Dear all,

I have a question with regard to Instrumental variable regression.

My sample is identified at the firm-year level (combination of variable firm_id and year uniquely identifies my observations). My dependent variable (Y) also varies at that level (firm-year). Now, I am interested in the effect of a variable (X) that varies only by country. Also there is no variation in the combination of firm_id and country.

In an attempt to establish a causal link I used Stata command ivreg2 and included a new variable (Z) as an instrument for X. This variable Z also varies at the country level (same as X).

My commands look like this:

Code:
ivreg2 Y (X=Z), savefirst
This leads to approximately 13000 observations in the first stage and the second stage. First stage and second stage coefficients seem reasonable.

Now, I received a comment that this is not the correct way to approach the Instrumental variable estimation. The comment says that I should run the First Stage regression on the country level only because X and Z only vary at this level. This would yield the correct coefficient that can be included in the second stage. I would end up with a first stage with approx. 30 observations and a second stage with 13000 observations.
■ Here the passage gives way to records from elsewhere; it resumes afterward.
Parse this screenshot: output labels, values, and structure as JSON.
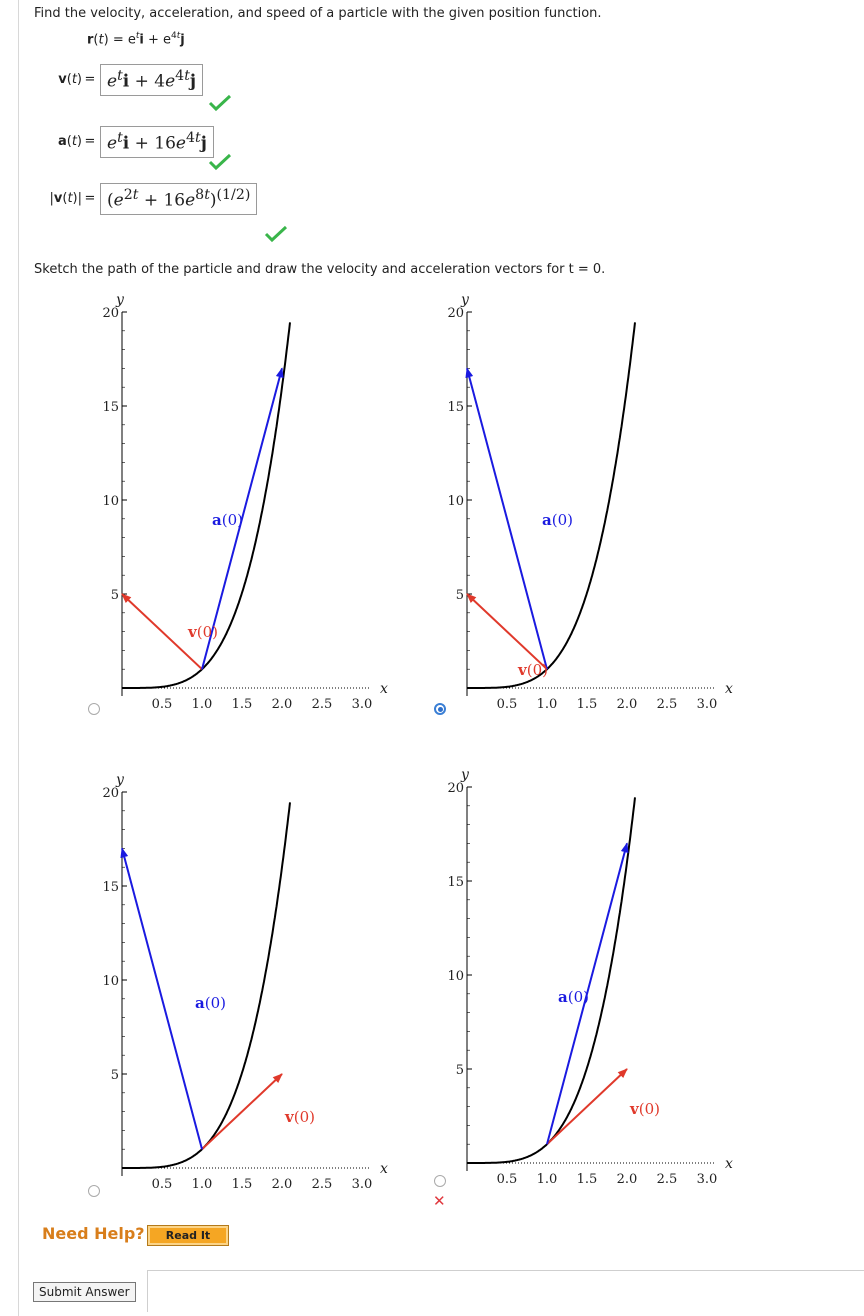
{
  "question": "Find the velocity, acceleration, and speed of a particle with the given position function.",
  "position": {
    "label": "r(t) = e",
    "rest": "i + e",
    "j": "j"
  },
  "answers": [
    {
      "label": "v(t)",
      "eq": "=",
      "expr_html": "<i>e</i><sup><i>t</i></sup><b>i</b> + 4<i>e</i><sup>4<i>t</i></sup><b>j</b>"
    },
    {
      "label": "a(t)",
      "eq": "=",
      "expr_html": "<i>e</i><sup><i>t</i></sup><b>i</b> + 16<i>e</i><sup>4<i>t</i></sup><b>j</b>"
    },
    {
      "label": "|v(t)|",
      "eq": "=",
      "expr_html": "(<i>e</i><sup>2<i>t</i></sup> + 16<i>e</i><sup>8<i>t</i></sup>)<sup>(1/2)</sup>"
    }
  ],
  "sketch_prompt": "Sketch the path of the particle and draw the velocity and acceleration vectors for t = 0.",
  "choices": [
    {
      "selected": false,
      "wrong": false
    },
    {
      "selected": true,
      "wrong": false
    },
    {
      "selected": false,
      "wrong": false
    },
    {
      "selected": false,
      "wrong": true
    }
  ],
  "chart_data": [
    {
      "type": "line",
      "xlabel": "x",
      "ylabel": "y",
      "xlim": [
        0,
        3.2
      ],
      "ylim": [
        0,
        20
      ],
      "x_ticks": [
        "0.5",
        "1.0",
        "1.5",
        "2.0",
        "2.5",
        "3.0"
      ],
      "y_ticks": [
        "5",
        "10",
        "15",
        "20"
      ],
      "series": [
        {
          "x": [
            0,
            0.5,
            1.0,
            1.5,
            2.0,
            2.2
          ],
          "y": [
            0,
            0.06,
            1,
            5.06,
            16,
            23.4
          ]
        }
      ],
      "vectors": [
        {
          "label": "v(0)",
          "from": [
            1,
            1
          ],
          "to": [
            0,
            5
          ],
          "color": "#e0392b"
        },
        {
          "label": "a(0)",
          "from": [
            1,
            1
          ],
          "to": [
            2,
            17
          ],
          "color": "#1a1ae0"
        }
      ]
    },
    {
      "type": "line",
      "xlabel": "x",
      "ylabel": "y",
      "xlim": [
        0,
        3.2
      ],
      "ylim": [
        0,
        20
      ],
      "x_ticks": [
        "0.5",
        "1.0",
        "1.5",
        "2.0",
        "2.5",
        "3.0"
      ],
      "y_ticks": [
        "5",
        "10",
        "15",
        "20"
      ],
      "series": [
        {
          "x": [
            0,
            0.5,
            1.0,
            1.5,
            2.0,
            2.2
          ],
          "y": [
            0,
            0.06,
            1,
            5.06,
            16,
            23.4
          ]
        }
      ],
      "vectors": [
        {
          "label": "v(0)",
          "from": [
            1,
            1
          ],
          "to": [
            0,
            5
          ],
          "color": "#e0392b"
        },
        {
          "label": "a(0)",
          "from": [
            1,
            1
          ],
          "to": [
            0,
            17
          ],
          "color": "#1a1ae0"
        }
      ]
    },
    {
      "type": "line",
      "xlabel": "x",
      "ylabel": "y",
      "xlim": [
        0,
        3.2
      ],
      "ylim": [
        0,
        20
      ],
      "x_ticks": [
        "0.5",
        "1.0",
        "1.5",
        "2.0",
        "2.5",
        "3.0"
      ],
      "y_ticks": [
        "5",
        "10",
        "15",
        "20"
      ],
      "series": [
        {
          "x": [
            0,
            0.5,
            1.0,
            1.5,
            2.0,
            2.2
          ],
          "y": [
            0,
            0.06,
            1,
            5.06,
            16,
            23.4
          ]
        }
      ],
      "vectors": [
        {
          "label": "v(0)",
          "from": [
            1,
            1
          ],
          "to": [
            2,
            5
          ],
          "color": "#e0392b"
        },
        {
          "label": "a(0)",
          "from": [
            1,
            1
          ],
          "to": [
            0,
            17
          ],
          "color": "#1a1ae0"
        }
      ]
    },
    {
      "type": "line",
      "xlabel": "x",
      "ylabel": "y",
      "xlim": [
        0,
        3.2
      ],
      "ylim": [
        0,
        20
      ],
      "x_ticks": [
        "0.5",
        "1.0",
        "1.5",
        "2.0",
        "2.5",
        "3.0"
      ],
      "y_ticks": [
        "5",
        "10",
        "15",
        "20"
      ],
      "series": [
        {
          "x": [
            0,
            0.5,
            1.0,
            1.5,
            2.0,
            2.2
          ],
          "y": [
            0,
            0.06,
            1,
            5.06,
            16,
            23.4
          ]
        }
      ],
      "vectors": [
        {
          "label": "v(0)",
          "from": [
            1,
            1
          ],
          "to": [
            2,
            5
          ],
          "color": "#e0392b"
        },
        {
          "label": "a(0)",
          "from": [
            1,
            1
          ],
          "to": [
            2,
            17
          ],
          "color": "#1a1ae0"
        }
      ]
    }
  ],
  "help": {
    "need_help": "Need Help?",
    "read_it": "Read It"
  },
  "submit_label": "Submit Answer"
}
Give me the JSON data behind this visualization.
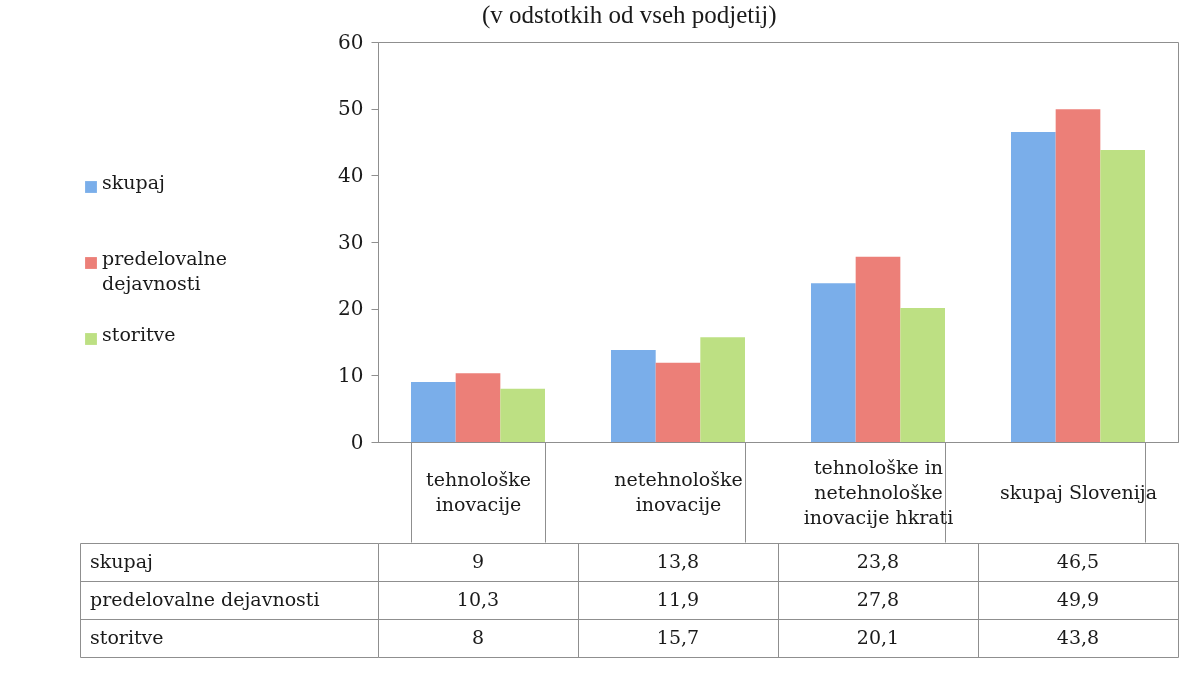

I did this "by hand" by merging the predicted values of X from a first regression on the country level to my firm-year sample. Then I included the predicted values in a simple OLS (reg). I am fairly sure that this is not correct because standard errors are incorrect when using predicted values in a simple OLS regression.

My question: Is there a way to approach this problem in Stata with ivreg or ivreg2? Or else, is there a way to do this "by hand" but handle the problem of using predicted values?

Thank you all very much in advance and best wishes,
Simon